The results of this attitude by the moneyed, that professionals can be dispensed with in the building processes, and the fact that the rest of the country can neither afford nor even care to know what role professionals play in construction, are not limited to the impoverishment of the highly skilled and properly qualified professionals, they also have seen the the springing up of unsightly to downright hideous and dangerous buildings which are more often than not illegally put up (with a council officer once telling me some construction sites are only active after dusk to dawn when officers are a slumber) In instances where the lethargic, and often complicit, City Council has tried to step in and order demolitions or stop ongoing unsanctioned developments, friends of the powerful, and who are supposed custodians of law and justice in our courts, have promptly stepped in to protect the accused with favourable rulings.

Of course these issues are only brought into focus when a tragedy occurs and lives are lost in collapse of buildings, such as happened in Langata and Embakasi recently, and Nyamakima and Kiambu a while back.
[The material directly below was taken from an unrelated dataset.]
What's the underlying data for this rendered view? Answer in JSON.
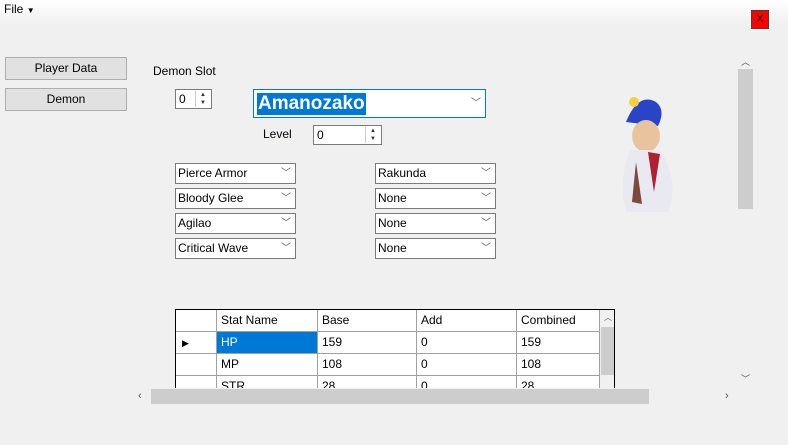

Which is why I was not at all surprised to read this in the daily Nation:


“The building that collapsed in Embakasi killing at least four people had been earmarked for demolition by the City Council two years ago.
The developer of the building however moved to court stopping the demolition resulting to a battle whose climax was a court order that Town Clerk Philip Kisia be committed to 21 days civil jail.
Mr Kisia was at pains on Thursday, to explain the council’s efforts to stop the construction of the house in Pipeline estate.
The clerk further sent alarm over other illegal buildings in Embakasi-Pipeline, Kahawa West Phase II, Tassia, Umoja Zone 8 and 9, Kayole, Roysambu and Mwiki and cautioned tenants against occupying them.
He said council employees had been blocked from inspecting construction work in the estates by illegal gangs.”

How can we really expect better building standards if projects are done by charlatans or built without any drawings whatsoever, if outlawed gangs run sites instead of foremen, if criminals and gangsters build houses instead of developers, and if these tragedies are forgotten in a day and we carry on living in our precarious high-rise death traps because it has not happened to us?